Outre l’aspect financier, Magali Catteau mise sur une nouvelle façon de communiquer, plus en lien avec « l’attente des consommateurs ». Ainsi, « la communication sur le Bio concerne souvent l’environnement. Mais en fait, les consommateurs recherchent d’abord dans l’alimentation le plaisir ou la santé », souligne l’économiste. 

EGAlim, un levier pour redynamiser l’agriculture biologique

Le dernier point relevé par les professionnels concerne la loi EGAlim. Celle-ci est vue comme un levier de développement pour l’agriculture biologique. Depuis le 1er janvier 2022, la loi introduit en effet l’obligation de proposer au moins, en valeur, 50% de produits durables et de qualité dans les repas de cantine, dont 20% de produits certifiés Bio.

Seulement, la loi EGAlim n’est pas respectée.
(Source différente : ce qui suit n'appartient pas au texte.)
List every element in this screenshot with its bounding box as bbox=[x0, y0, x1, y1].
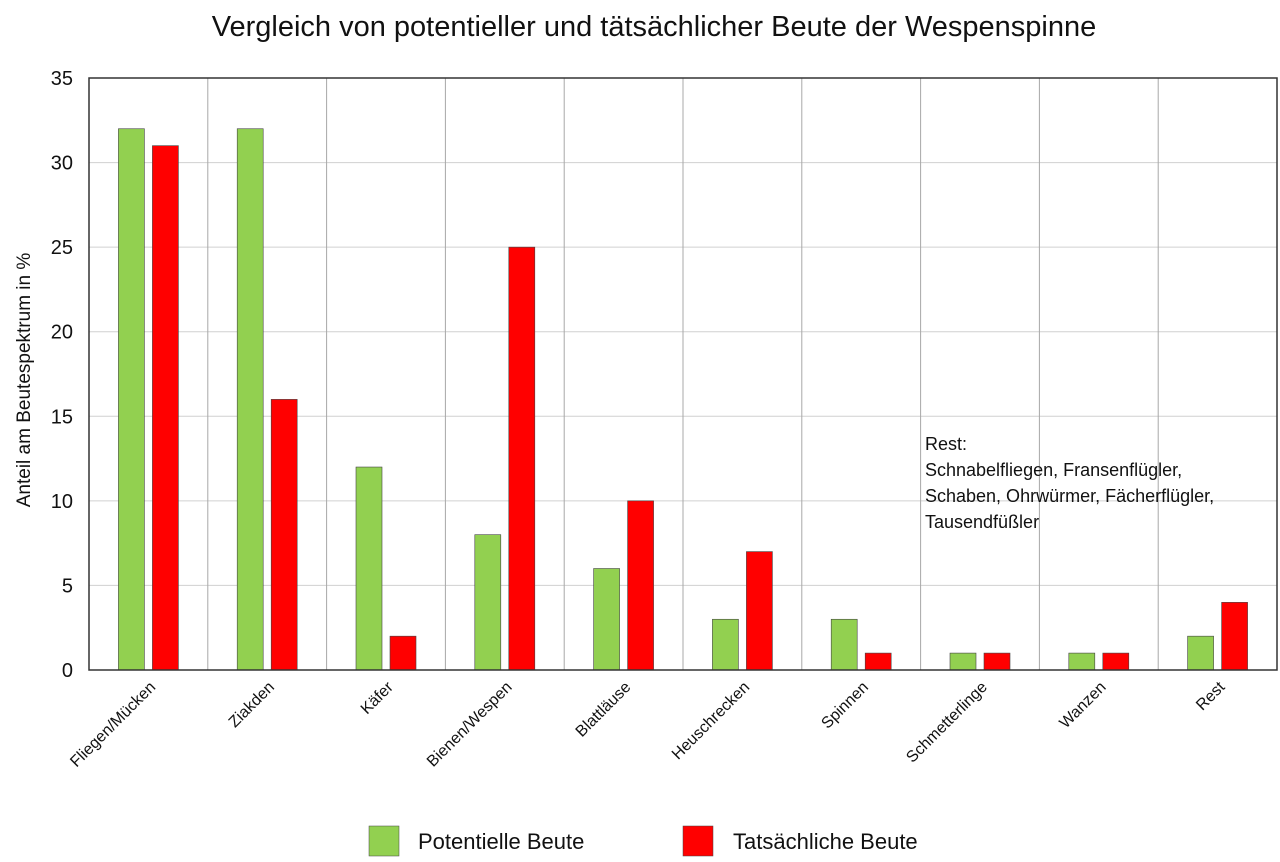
bar-tatsaechliche-beute-schmetterlinge bbox=[983, 652, 1011, 671]
plot-frame bbox=[88, 77, 1278, 671]
x-tick-label-rest: Rest bbox=[1193, 678, 1229, 714]
bar-potentielle-beute-bienen-wespen bbox=[474, 534, 502, 671]
bar-tatsaechliche-beute-blattlaeuse bbox=[627, 500, 654, 671]
y-tick-label: 15 bbox=[51, 406, 73, 428]
annotation-line-1: Rest: bbox=[925, 434, 967, 454]
bar-potentielle-beute-rest bbox=[1187, 635, 1214, 671]
y-tick-label: 30 bbox=[51, 153, 73, 175]
legend-swatch-tatsaechliche-beute bbox=[682, 825, 714, 857]
bar-potentielle-beute-wanzen bbox=[1068, 652, 1096, 671]
y-tick-labels: 0 5 10 15 20 25 30 35 bbox=[51, 68, 73, 682]
x-tick-label-blattlaeuse: Blattläuse bbox=[573, 679, 635, 741]
x-tick-label-heuschrecken: Heuschrecken bbox=[669, 679, 753, 763]
bar-potentielle-beute-schmetterlinge bbox=[949, 652, 977, 671]
chart-title: Vergleich von potentieller und tätsächli… bbox=[212, 11, 1097, 43]
y-tick-label: 0 bbox=[62, 660, 73, 682]
bar-tatsaechliche-beute-kaefer bbox=[389, 635, 417, 671]
legend: Potentielle Beute Tatsächliche Beute bbox=[368, 825, 918, 857]
bar-potentielle-beute-kaefer bbox=[355, 466, 383, 671]
annotation-line-4: Tausendfüßler bbox=[925, 512, 1039, 532]
bar-tatsaechliche-beute-fliegen-muecken bbox=[152, 145, 179, 671]
y-tick-label: 25 bbox=[51, 237, 73, 259]
x-tick-label-fliegen-muecken: Fliegen/Mücken bbox=[67, 679, 159, 771]
bar-tatsaechliche-beute-heuschrecken bbox=[746, 551, 773, 671]
y-axis-label: Anteil am Beutespektrum in % bbox=[14, 253, 35, 508]
annotation-line-2: Schnabelfliegen, Fransenflügler, bbox=[925, 460, 1182, 480]
x-tick-labels: Fliegen/Mücken Ziakden Käfer Bienen/Wespen B… bbox=[67, 678, 1228, 770]
x-tick-label-spinnen: Spinnen bbox=[818, 679, 872, 733]
x-tick-label-ziakden: Ziakden bbox=[226, 679, 278, 731]
x-tick-label-schmetterlinge: Schmetterlinge bbox=[903, 679, 991, 767]
y-tick-label: 5 bbox=[62, 575, 73, 597]
bar-potentielle-beute-blattlaeuse bbox=[593, 568, 620, 671]
y-tick-label: 20 bbox=[51, 322, 73, 344]
annotation-line-3: Schaben, Ohrwürmer, Fächerflügler, bbox=[925, 486, 1214, 506]
legend-label-tatsaechliche-beute: Tatsächliche Beute bbox=[733, 829, 918, 854]
annotation-rest: Rest: Schnabelfliegen, Fransenflügler, S… bbox=[925, 434, 1214, 532]
bar-tatsaechliche-beute-ziakden bbox=[270, 399, 298, 671]
bar-potentielle-beute-heuschrecken bbox=[712, 618, 739, 671]
bar-tatsaechliche-beute-bienen-wespen bbox=[508, 246, 536, 671]
legend-swatch-potentielle-beute bbox=[368, 825, 400, 857]
bar-tatsaechliche-beute-rest bbox=[1221, 602, 1248, 671]
legend-label-potentielle-beute: Potentielle Beute bbox=[418, 829, 584, 854]
x-tick-label-kaefer: Käfer bbox=[358, 678, 398, 718]
bars bbox=[118, 128, 1248, 671]
bar-tatsaechliche-beute-spinnen bbox=[864, 652, 892, 671]
x-tick-label-wanzen: Wanzen bbox=[1057, 679, 1110, 732]
bar-potentielle-beute-spinnen bbox=[830, 618, 858, 671]
y-tick-label: 35 bbox=[51, 68, 73, 90]
bar-potentielle-beute-fliegen-muecken bbox=[118, 128, 145, 671]
x-tick-label-bienen-wespen: Bienen/Wespen bbox=[424, 679, 516, 771]
bar-potentielle-beute-ziakden bbox=[236, 128, 264, 671]
y-tick-label: 10 bbox=[51, 491, 73, 513]
bar-tatsaechliche-beute-wanzen bbox=[1102, 652, 1130, 671]
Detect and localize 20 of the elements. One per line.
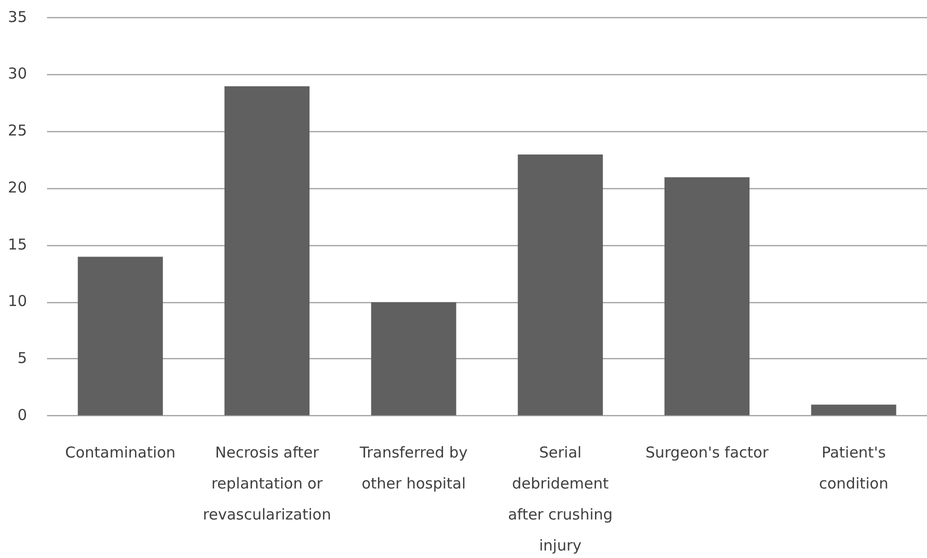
bar [224, 86, 310, 416]
y-tick-label: 5 [17, 349, 27, 368]
y-tick-label: 0 [17, 406, 27, 424]
bar [811, 404, 896, 416]
x-tick-label: Serial debridement after crushing injury [508, 443, 613, 554]
bar [78, 256, 163, 416]
bar [664, 177, 750, 416]
y-tick-label: 35 [8, 8, 27, 26]
x-tick-label: Transferred by other hospital [358, 443, 468, 492]
y-tick-label: 25 [8, 122, 27, 140]
x-tick-label: Patient's condition [818, 443, 888, 492]
y-tick-label: 30 [8, 64, 27, 83]
y-tick-label: 15 [8, 235, 27, 254]
y-tick-label: 20 [8, 178, 27, 196]
x-tick-label: Necrosis after replantation or revascularization [202, 443, 332, 524]
bar [371, 302, 456, 416]
x-tick-label: Surgeon's factor [645, 443, 770, 462]
bar [518, 154, 603, 416]
x-tick-label: Contamination [65, 443, 176, 462]
y-tick-label: 10 [8, 292, 27, 310]
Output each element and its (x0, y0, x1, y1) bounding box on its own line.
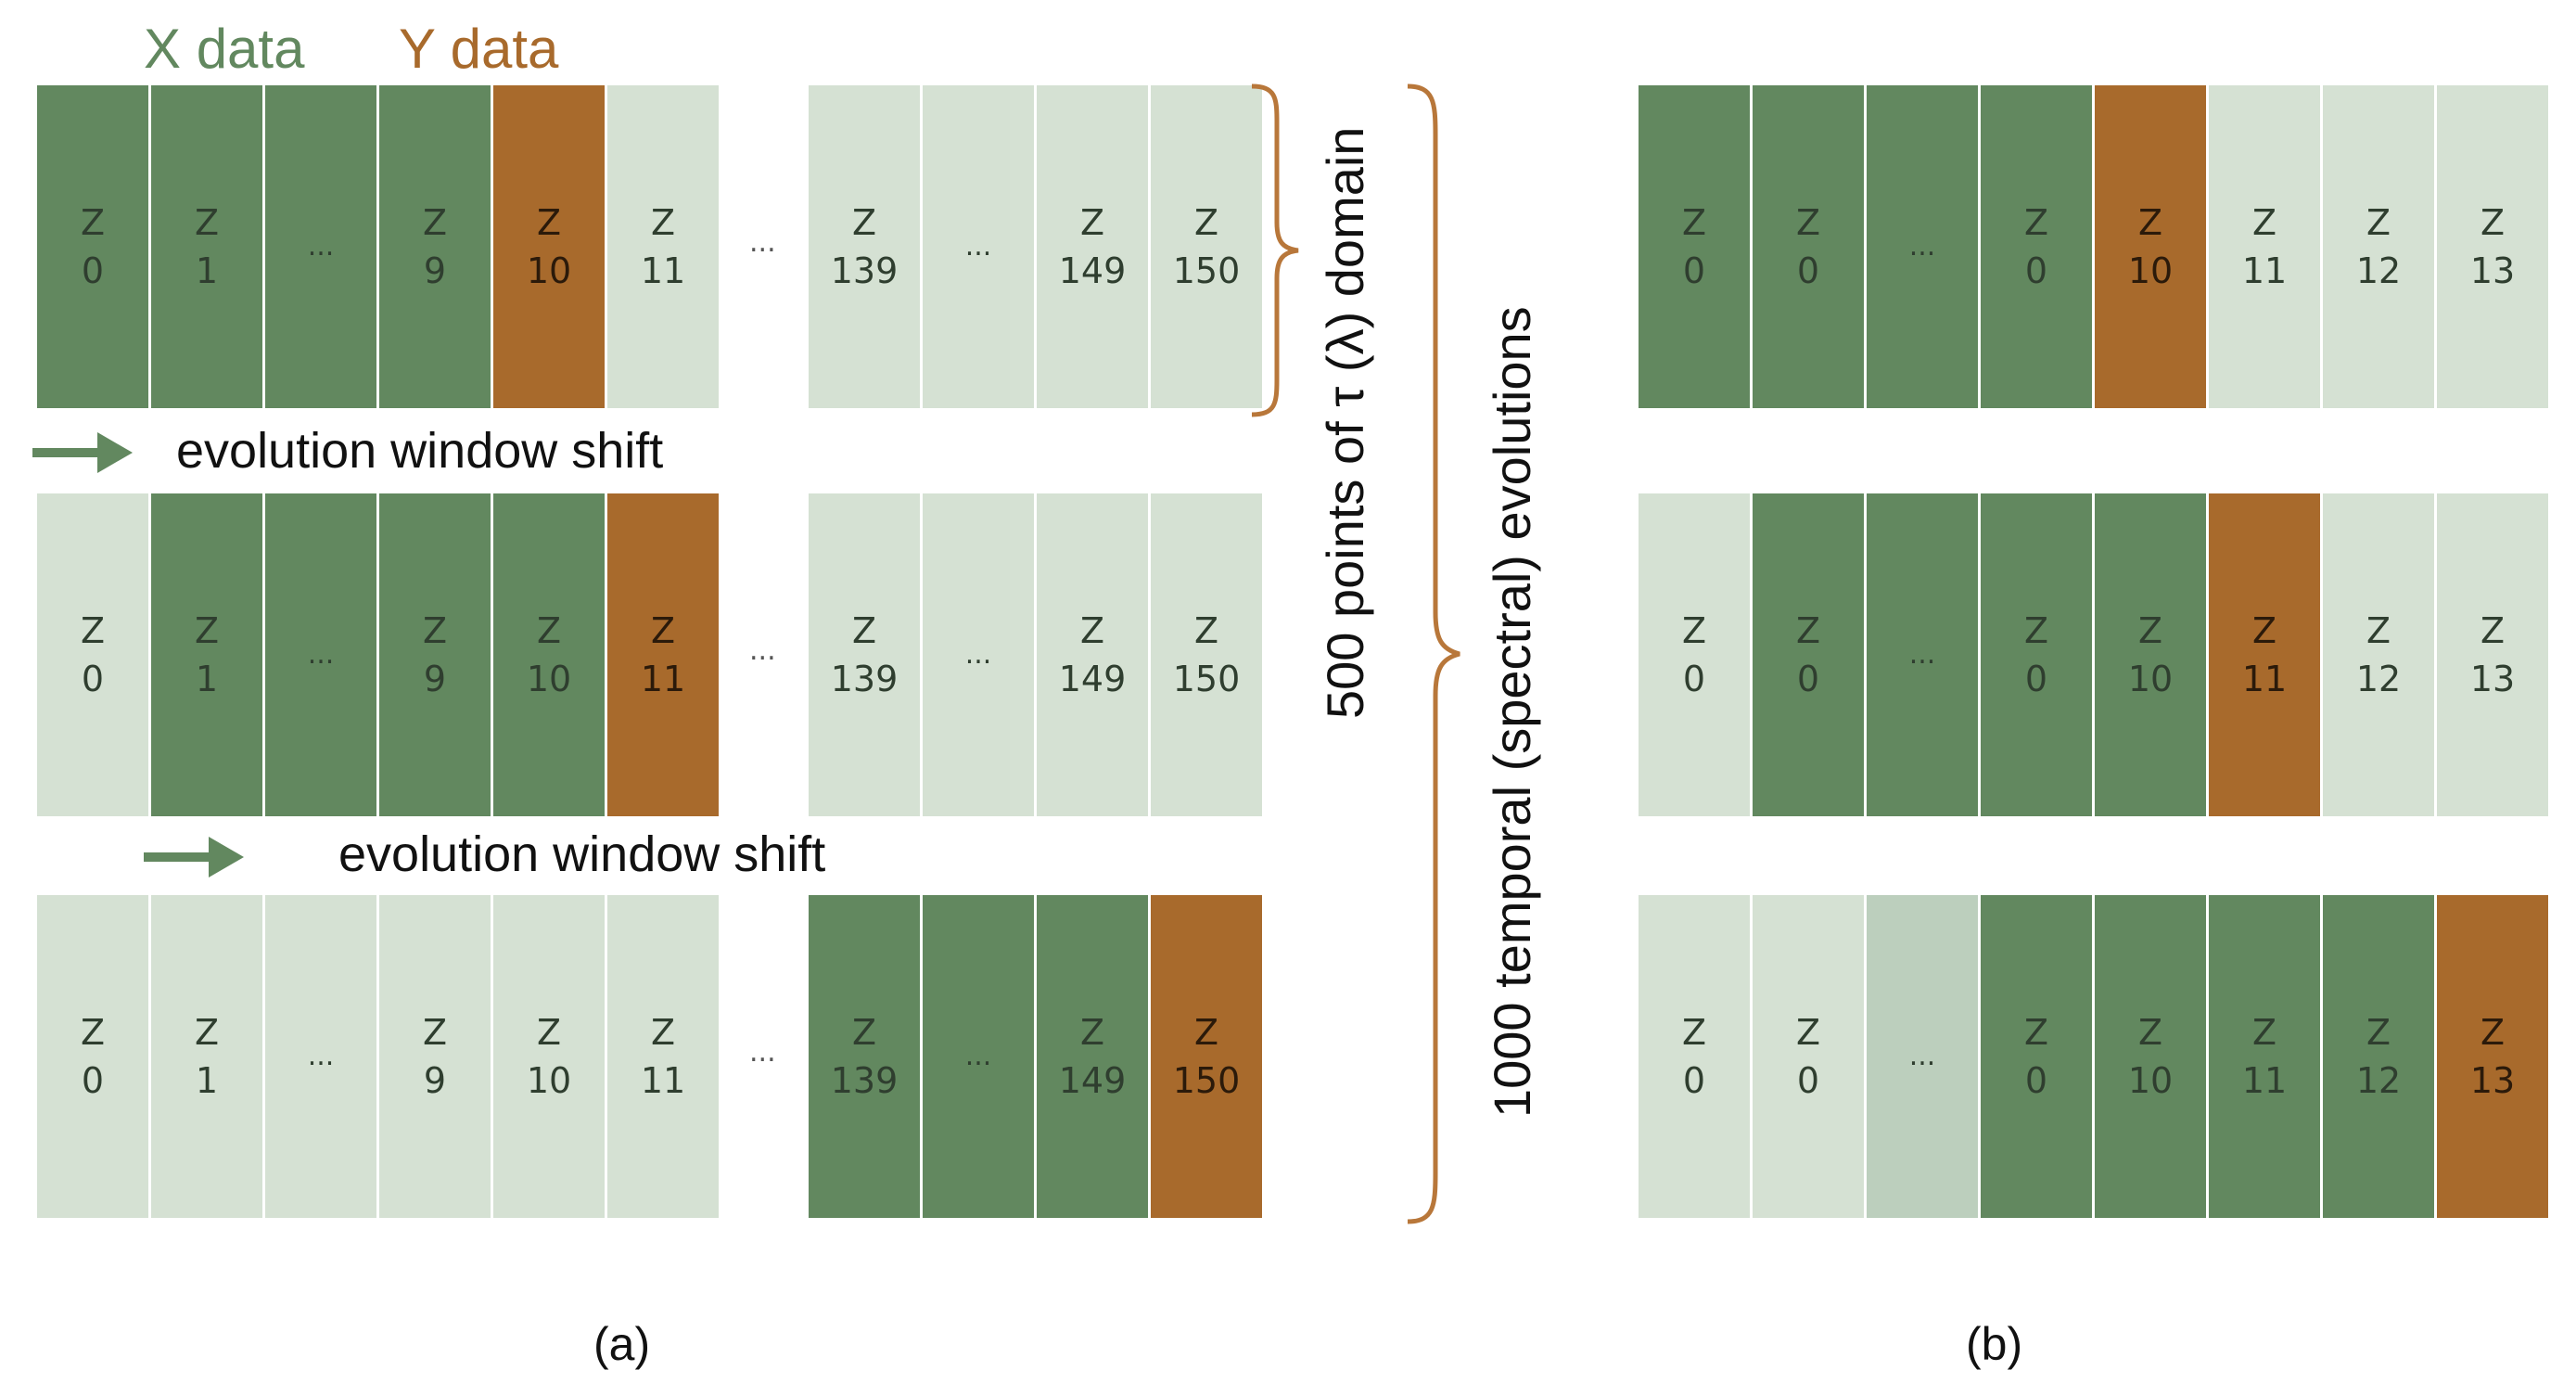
cell-a-0-4: Z 10 (493, 85, 605, 408)
cell-b-0-4: Z 10 (2095, 85, 2206, 408)
cell-a-1-2: ... (265, 493, 376, 816)
points-domain-label: 500 points of τ (λ) domain (1316, 126, 1374, 719)
cell-b-1-6: Z 12 (2323, 493, 2434, 816)
cell-a-0-2: ... (265, 85, 376, 408)
cell-a-2-2: ... (265, 895, 376, 1218)
cell-a-2-5: Z 11 (607, 895, 719, 1218)
cell-b-0-7: Z 13 (2437, 85, 2548, 408)
cell-b-0-6: Z 12 (2323, 85, 2434, 408)
cell-a-2-r2: Z 149 (1037, 895, 1148, 1218)
caption-b: (b) (1966, 1318, 2023, 1370)
shift-label-1: evolution window shift (176, 423, 664, 479)
cell-b-2-7: Z 13 (2437, 895, 2548, 1218)
shift-arrow-icon (32, 432, 133, 473)
evolutions-label: 1000 temporal (spectral) evolutions (1483, 306, 1541, 1118)
cell-a-0-r0: Z 139 (809, 85, 920, 408)
caption-a: (a) (593, 1318, 651, 1370)
cell-b-0-2: ... (1867, 85, 1978, 408)
cell-b-2-5: Z 11 (2209, 895, 2320, 1218)
gap-ellipsis: ... (749, 1036, 776, 1069)
cell-b-0-5: Z 11 (2209, 85, 2320, 408)
cell-a-2-4: Z 10 (493, 895, 605, 1218)
cell-a-0-r1: ... (923, 85, 1034, 408)
cell-b-2-6: Z 12 (2323, 895, 2434, 1218)
brace-icon (1407, 83, 1460, 1224)
cell-a-2-r0: Z 139 (809, 895, 920, 1218)
cell-a-1-r2: Z 149 (1037, 493, 1148, 816)
cell-a-0-r3: Z 150 (1151, 85, 1262, 408)
shift-label-2: evolution window shift (338, 826, 826, 882)
cell-a-2-r1: ... (923, 895, 1034, 1218)
legend-x-data: X data (144, 18, 305, 80)
cell-b-1-4: Z 10 (2095, 493, 2206, 816)
legend-y-data: Y data (399, 18, 559, 80)
cell-a-1-5: Z 11 (607, 493, 719, 816)
cell-a-0-5: Z 11 (607, 85, 719, 408)
cell-a-0-r2: Z 149 (1037, 85, 1148, 408)
gap-ellipsis: ... (749, 634, 776, 667)
cell-a-1-r1: ... (923, 493, 1034, 816)
cell-b-1-7: Z 13 (2437, 493, 2548, 816)
cell-a-1-r0: Z 139 (809, 493, 920, 816)
brace-icon (1251, 83, 1299, 417)
cell-a-1-r3: Z 150 (1151, 493, 1262, 816)
cell-b-2-4: Z 10 (2095, 895, 2206, 1218)
cell-b-1-2: ... (1867, 493, 1978, 816)
cell-a-2-r3: Z 150 (1151, 895, 1262, 1218)
shift-arrow-icon (144, 837, 244, 877)
cell-a-1-4: Z 10 (493, 493, 605, 816)
gap-ellipsis: ... (749, 226, 776, 259)
cell-b-2-2: ... (1867, 895, 1978, 1218)
cell-b-1-5: Z 11 (2209, 493, 2320, 816)
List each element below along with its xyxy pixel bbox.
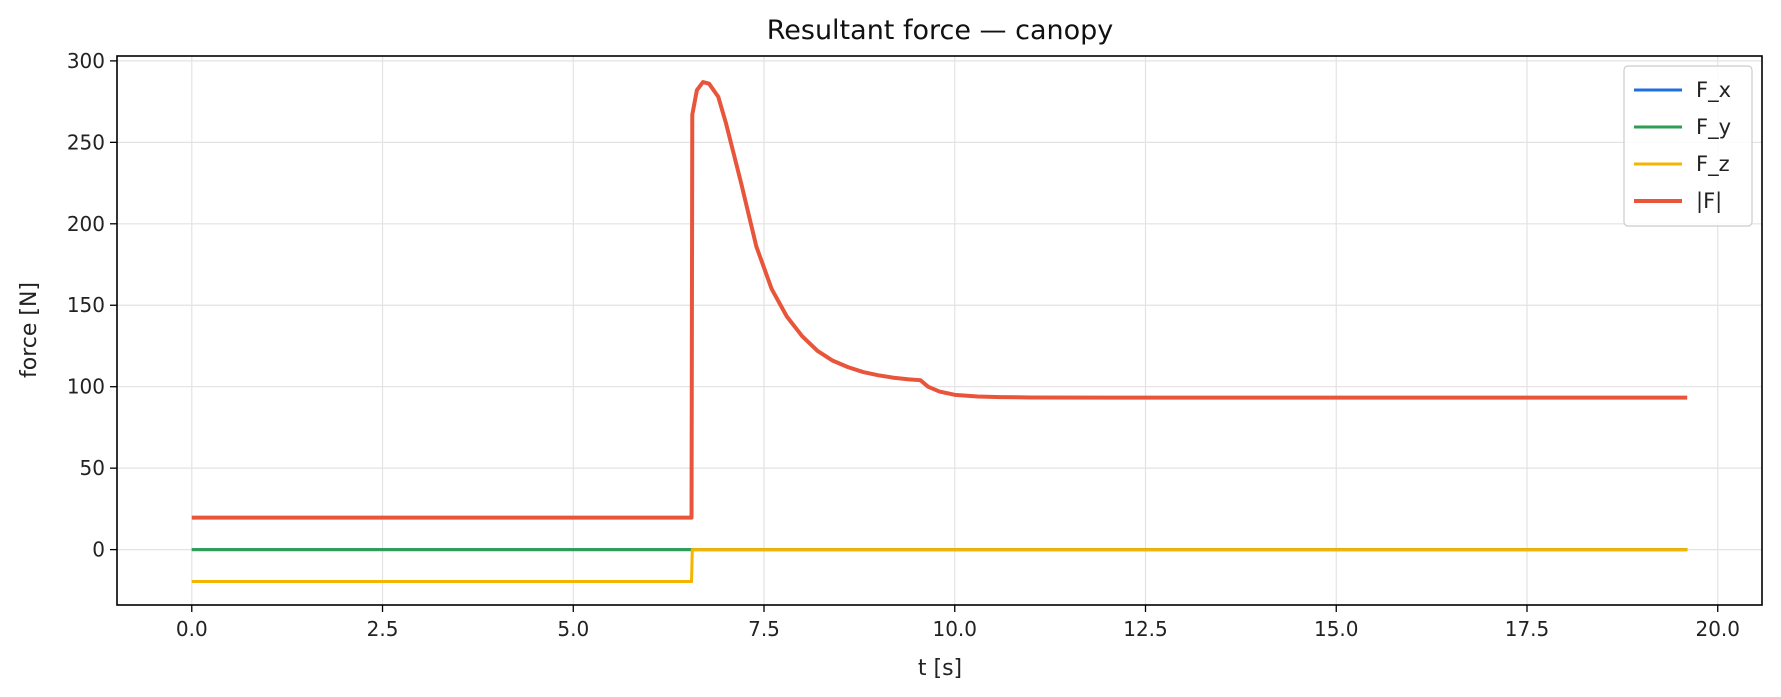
y-axis-label: force [N] <box>17 282 42 378</box>
x-tick-label: 17.5 <box>1505 617 1550 641</box>
y-tick-label: 300 <box>67 49 105 73</box>
x-tick-label: 20.0 <box>1695 617 1740 641</box>
x-tick-label: 12.5 <box>1123 617 1168 641</box>
y-tick-label: 50 <box>80 456 105 480</box>
x-tick-label: 0.0 <box>176 617 208 641</box>
axis-ticks: 0.0 2.5 5.0 7.5 10.0 12.5 15.0 17.5 20.0 0 50 100 15… <box>67 49 1740 641</box>
legend-label: F_z <box>1696 152 1730 177</box>
x-tick-label: 15.0 <box>1314 617 1359 641</box>
y-tick-label: 100 <box>67 375 105 399</box>
y-tick-label: 200 <box>67 212 105 236</box>
series-line-4 <box>191 80 1688 520</box>
legend-label: |F| <box>1696 189 1722 214</box>
x-axis-label: t [s] <box>918 656 962 681</box>
x-tick-label: 7.5 <box>748 617 780 641</box>
plot-series <box>191 80 1688 584</box>
legend: F_x F_y F_z |F| <box>1623 65 1753 227</box>
chart-title: Resultant force — canopy <box>767 15 1114 46</box>
legend-label: F_y <box>1696 115 1731 140</box>
x-tick-label: 5.0 <box>557 617 589 641</box>
x-tick-label: 10.0 <box>932 617 977 641</box>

La part de produits bio atteint seulement 13% parmi les quelques cantines ayant déclarées leurs achats, selon le dernier bilan statistique sur EGAlim. « 10% du marché est à portée de main, mais nous ne sommes pas capables de s’organiser pour que l’on puisse bénéficier de cette bouffée d’oxygène », s’indigne Philippe Camburet.

Le gouvernement s’est récemment engagé à respecter les objectifs d’EGAlim au sein du service public, lors de la présentation, le 28 mars, de son plan de transformation écologique de l’État. L’enjeu est de taille. « Les cantines de l’État, ce sont 400 millions de repas servis chaque année », avait alors rappelé le Premier ministre Gabriel Attal. L’exemplarité de l’Etat sur le sujet serait aussi un signal majeur envoyé à la filière. 

« La filière bio doit être rémunérée sur les services environnementaux » qu’elle fournit

« L’agriculture biologique n’est pas une niche pour “bobo”, pour les consommateurs qui en ont les moyens. Notre objectif c’est de nourrir le monde », assure Frédéric Faure, Vice Président de Biocoop. Pour cela, il souhaite que les bénéfices environnementaux et de santé, de l’agriculture biologique soient reconnus par l’État. Il demande également à ce que la filière bio soit « indemnisée, rémunérée sur les services environnementaux, donc les services publics, qu’elle rend à la collectivité en produisant de l’eau potable ».
Rappelons en effet que le coût caché de l’alimentation pour la santé et l’environnement, dominé par l’agriculture conventionnelle et l’agro-industrie, atteindrait au moins 10 000 milliards de dollars par an selon la FAO.